Arguably, the beginning of puberty might be something of note, but at the same time, that’s not exactly the thing you get thrown a party and get accolades for. At least not in most families.
Turning sixteen can be a big deal. It’s a bigger deal for females than for males as a milestone date, but depending on the local driving laws, it might be your chance to get behind the wheel.
But even after you finally pass that road exam and blow out the sixteen candles on your cake, there’s still more to go.
So where exactly does it stop? Every time you pass one milestone, it seems there’s another just farther up the road.
The largest leap seems to be the chain of events that are linked with graduation from high school. All together, the events immediately near high school graduation are some of the more liberating ones, and they happen in such a short time span.
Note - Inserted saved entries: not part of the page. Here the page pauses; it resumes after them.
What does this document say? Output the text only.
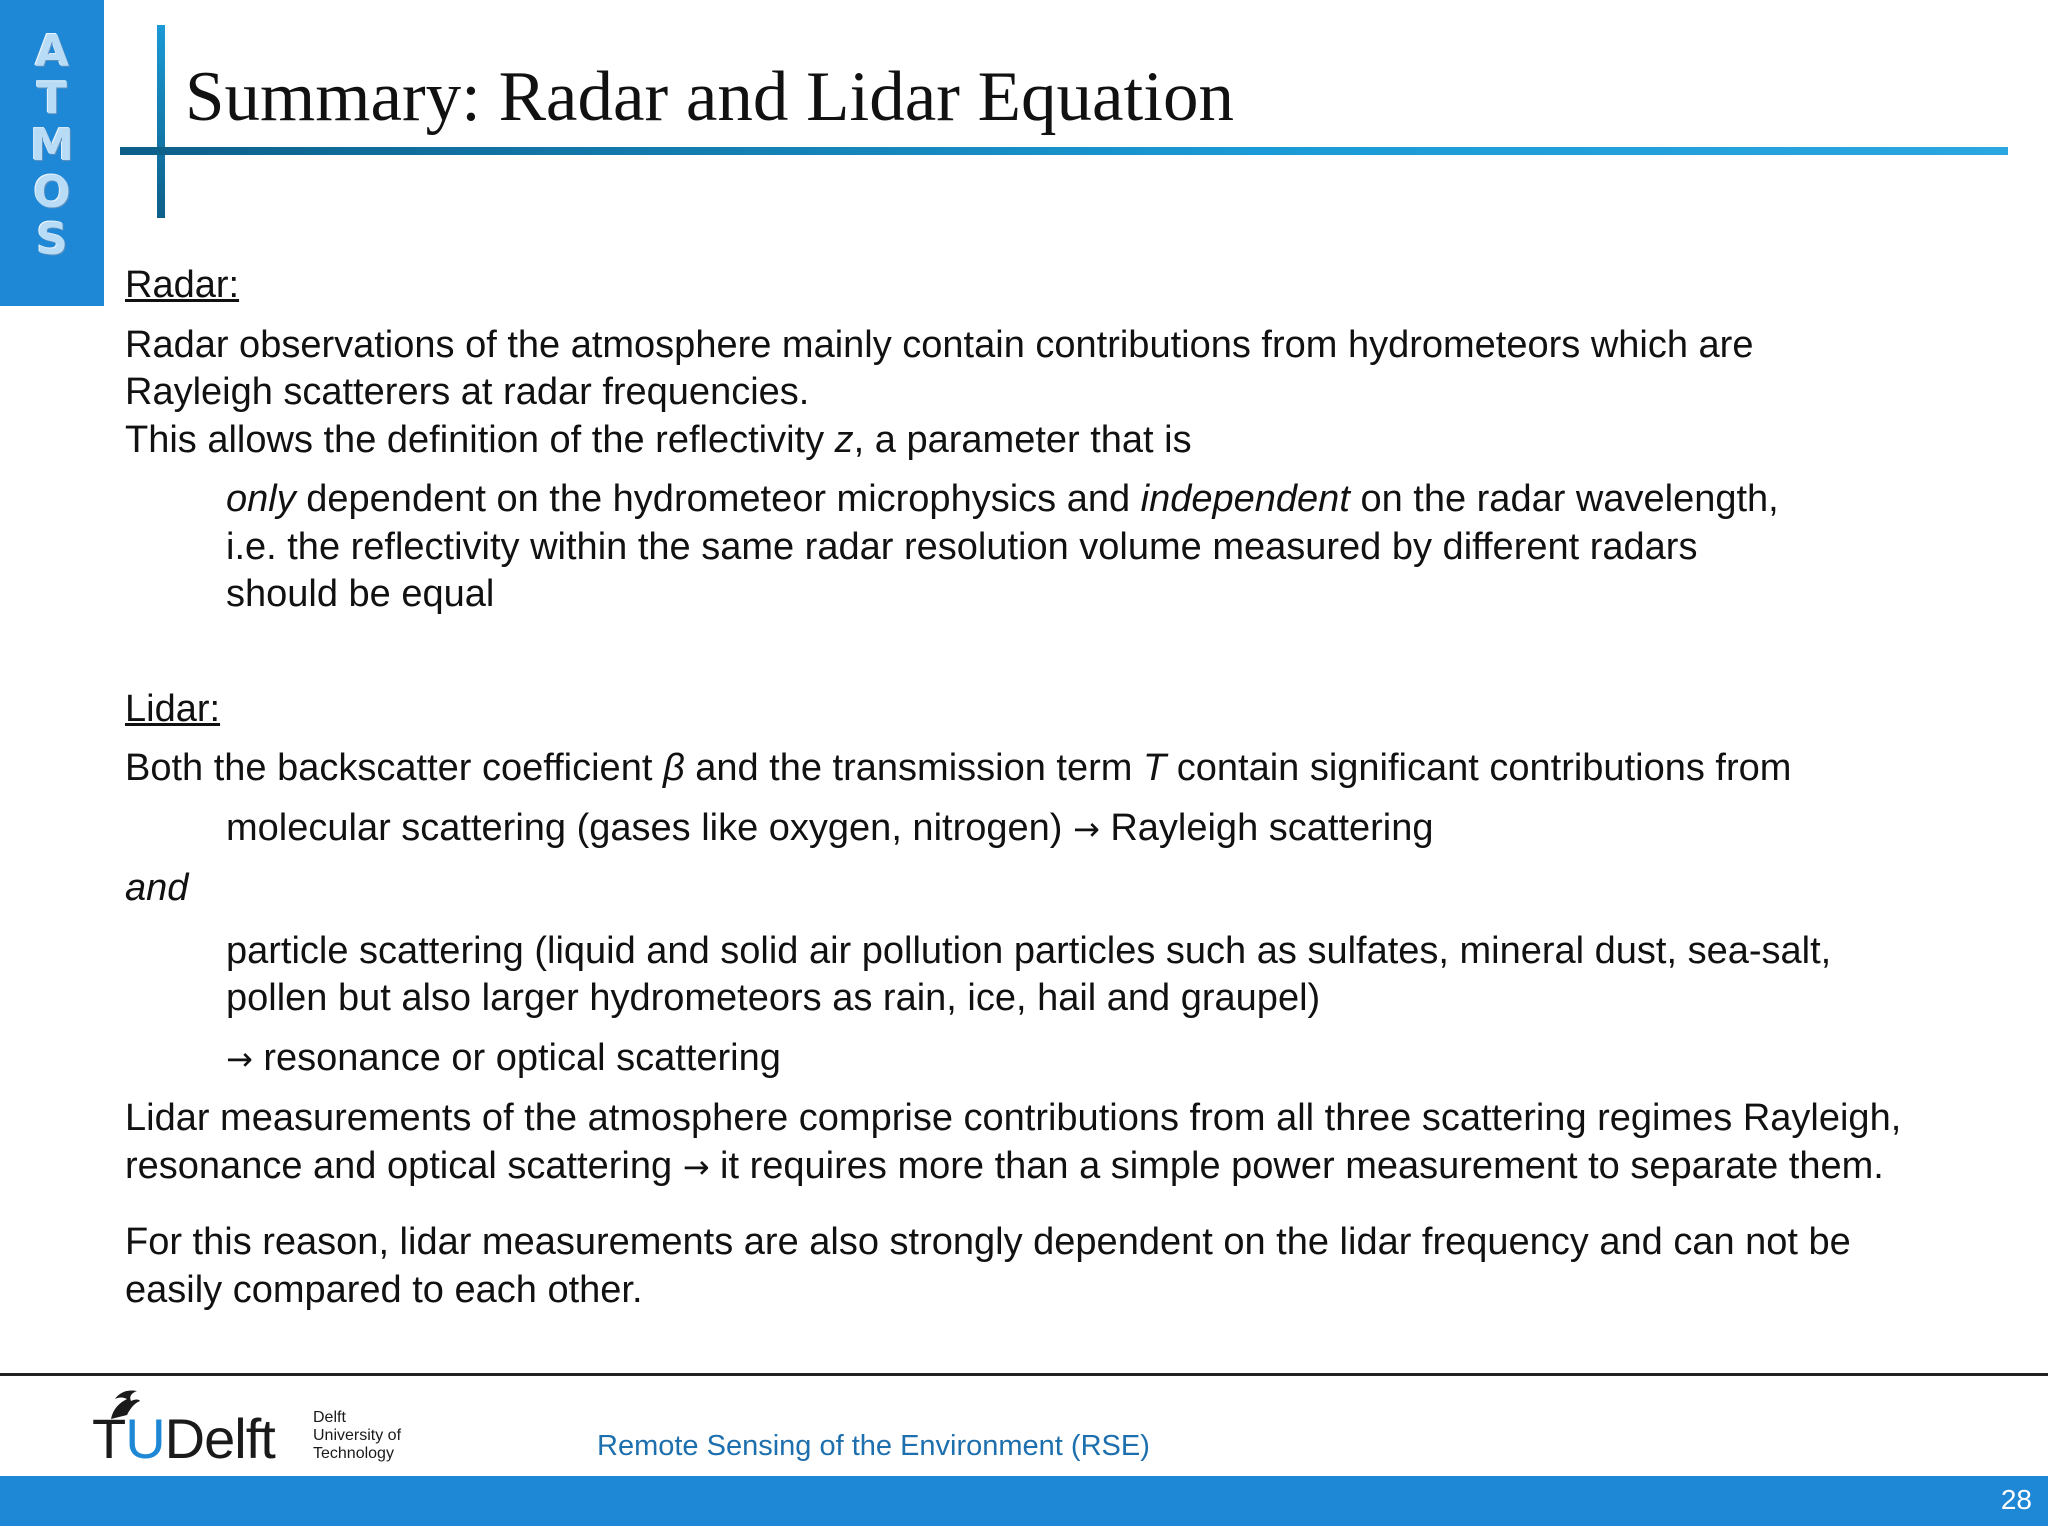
A
T
M
O
S
Summary: Radar and Lidar Equation

Radar:

Radar observations of the atmosphere mainly contain contributions from hydrometeors which are

Rayleigh scatterers at radar frequencies.

This allows the definition of the reflectivity z, a parameter that is

only dependent on the hydrometeor microphysics and independent on the radar wavelength,

i.e. the reflectivity within the same radar resolution volume measured by different radars

should be equal

Lidar:

Both the backscatter coefficient β and the transmission term T contain significant contributions from

molecular scattering (gases like oxygen, nitrogen) → Rayleigh scattering

and

particle scattering (liquid and solid air pollution particles such as sulfates, mineral dust, sea-salt,

pollen but also larger hydrometeors as rain, ice, hail and graupel)

→ resonance or optical scattering

Lidar measurements of the atmosphere comprise contributions from all three scattering regimes Rayleigh,

resonance and optical scattering → it requires more than a simple power measurement to separate them.

For this reason, lidar measurements are also strongly dependent on the lidar frequency and can not be

easily compared to each other.

TUDelft Delft
University of
Technology	Remote Sensing of the Environment (RSE)
28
Most students have turned 18 or are near 18 by the time they graduate from high school. As a bonafide legal adult, they’ve passed the first hurdle of sales restrictions.
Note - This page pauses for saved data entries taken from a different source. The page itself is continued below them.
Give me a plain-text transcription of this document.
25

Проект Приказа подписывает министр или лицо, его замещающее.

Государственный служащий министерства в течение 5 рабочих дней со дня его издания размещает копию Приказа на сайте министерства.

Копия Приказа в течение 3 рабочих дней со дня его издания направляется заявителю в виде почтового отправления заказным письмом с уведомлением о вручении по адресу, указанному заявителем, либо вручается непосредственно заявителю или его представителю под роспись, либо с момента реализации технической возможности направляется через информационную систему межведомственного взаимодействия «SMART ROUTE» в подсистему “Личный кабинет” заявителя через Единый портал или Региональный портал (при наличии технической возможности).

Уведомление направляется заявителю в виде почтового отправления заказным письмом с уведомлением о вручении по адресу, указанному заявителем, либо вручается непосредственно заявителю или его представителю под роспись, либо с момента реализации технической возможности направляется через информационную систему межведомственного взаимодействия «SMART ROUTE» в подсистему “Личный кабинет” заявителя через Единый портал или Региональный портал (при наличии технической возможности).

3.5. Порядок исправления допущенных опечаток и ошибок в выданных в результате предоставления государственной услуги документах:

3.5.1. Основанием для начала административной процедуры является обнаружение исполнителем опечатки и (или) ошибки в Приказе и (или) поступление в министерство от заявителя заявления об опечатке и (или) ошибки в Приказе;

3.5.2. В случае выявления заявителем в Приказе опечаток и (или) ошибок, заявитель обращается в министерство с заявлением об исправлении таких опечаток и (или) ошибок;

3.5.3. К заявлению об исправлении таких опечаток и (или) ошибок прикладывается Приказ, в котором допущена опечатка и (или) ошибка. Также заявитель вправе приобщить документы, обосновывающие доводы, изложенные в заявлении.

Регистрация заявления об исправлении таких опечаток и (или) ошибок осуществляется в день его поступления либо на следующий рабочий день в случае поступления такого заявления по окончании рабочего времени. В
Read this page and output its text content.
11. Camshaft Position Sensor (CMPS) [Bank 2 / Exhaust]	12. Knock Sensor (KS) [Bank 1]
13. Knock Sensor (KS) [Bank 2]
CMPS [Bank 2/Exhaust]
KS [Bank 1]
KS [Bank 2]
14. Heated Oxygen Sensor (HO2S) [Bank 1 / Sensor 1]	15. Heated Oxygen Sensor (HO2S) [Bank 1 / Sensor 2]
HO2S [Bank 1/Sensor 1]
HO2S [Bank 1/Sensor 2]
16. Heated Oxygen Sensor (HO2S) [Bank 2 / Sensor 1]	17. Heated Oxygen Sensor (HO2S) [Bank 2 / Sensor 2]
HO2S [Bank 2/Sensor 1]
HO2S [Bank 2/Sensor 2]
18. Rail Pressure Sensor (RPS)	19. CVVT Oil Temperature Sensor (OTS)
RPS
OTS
We can move out of our parents’ home and enter either the real world or college, both quite possibly the biggest leap in adulthood we see in American culture.
But once you enter the college world, you see, as always, that the hill keeps going with more milestones to pass. Hopefully, the ultimate goal of pouring our money into the university is to leave with a degree and the knowledge for which you came. Watching graduation approach, the intermediate milestone is your 21st birthday.
It’s not about going out, how much you drink or if you even drink at all — it’s just another milestone for you to pass. It’s one of the last ones, and, whether you want to or not, now you’re legal for most everything.
There are even restrictions, depending on management, that might keep you from renting cars or getting a hotel room. So the whole turning 18 becomes arbitrary until you’re 21.
Plus, this is Ames. Seriously, there isn’t too much to do around here. Since there isn’t really an 18-and-over nightlife, students wait anxiously for just one more thing to do.
Not being old enough to get out of your house isn’t that big of a deal when you’re a lot younger than you need to be. But the anticipation gets worse as you get closer, say within 58 days, and all your friends are leaving you behind one by one.
Slowly but surely, you’ll catch up with them, and pass another milestone in American culture. Like all the other milestones you’ve passed, such as being able to drive, buy tobacco or sit at the adult table at Thanksgiving, turning 21 means more responsibility.
So, happy birthday to all you November kids — I’ll see you out in January.